Congestion pricing was projected to provide about $15 billion of the MTA’s current $54.8 billion 2020-2024 capital program. Implementation delays have pushed back much-needed projects, with $9 billion in 2024 work currently at risk.

Given the MTA’s repair needs, its plans for resilience efforts, and its expansion projects, it is likely that the program will be at least the size of the previous program.

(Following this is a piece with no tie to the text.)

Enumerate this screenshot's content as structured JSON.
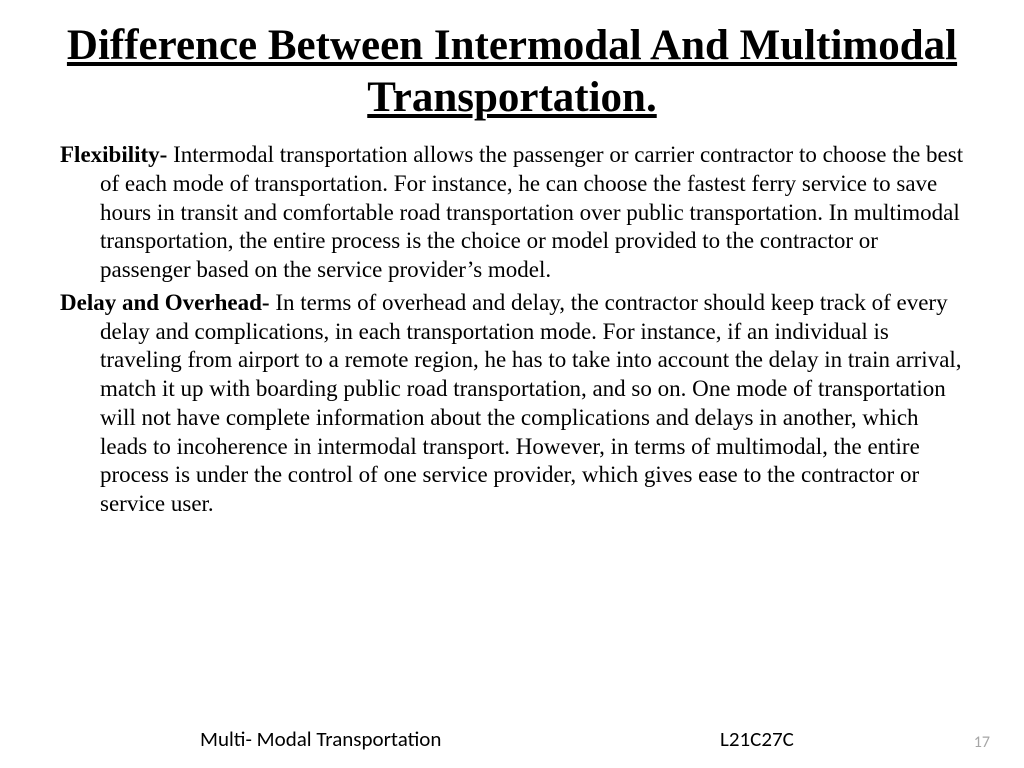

If other dedicated capital revenue sources are not available, there could be at least a $25-billion funding gap in the next capital program, which would create pressure to increase debt and impact the operating budget. Without additional money from better-than-anticipated tax and fare revenues or added savings from cost efficiencies, the MTA would eventually have to raise fares or tolls or cut service to cover such a gap, which would negatively affect riders’ experience.

Debt and Borrowing

Long-term debt outstanding issued by the MTA and supported by its operating budget more than doubled from 2000 to 2010, from $11.4 billion in 2000 to $29 billion in 2010, as the MTA funded a significant portion of its capital programs with bonds. The pace of growth slowed to 22% from 2010 to 2019, to reach $35.4 billion, as state and federal support rose from the decade prior. Since 2019, however, debt has risen to accommodate increased capital spending, reaching $40.4 billion in long-term debt paid from the operating budget in 2023, a 14% increase, the State Comptroller reported.

The MTA’s total outstanding debt is expected to rise from $42.4 billion in 2023 to $59.9 billion in 2028. A small but growing portion of this is funded outside of the operating budget (known as capital lockbox debt and funded primarily by future congestion pricing revenues), which is projected to make up 5% of debt in 2023 and 32% in 2028.

Debt service, which is the amount the MTA spends to pay down debt each year (including for lockbox debt), is projected to reach $5 billion by 2031, an 83% increase over 2023’s $2.3 billion. Historically, about 16% of MTA’s annual revenue is spent on debt.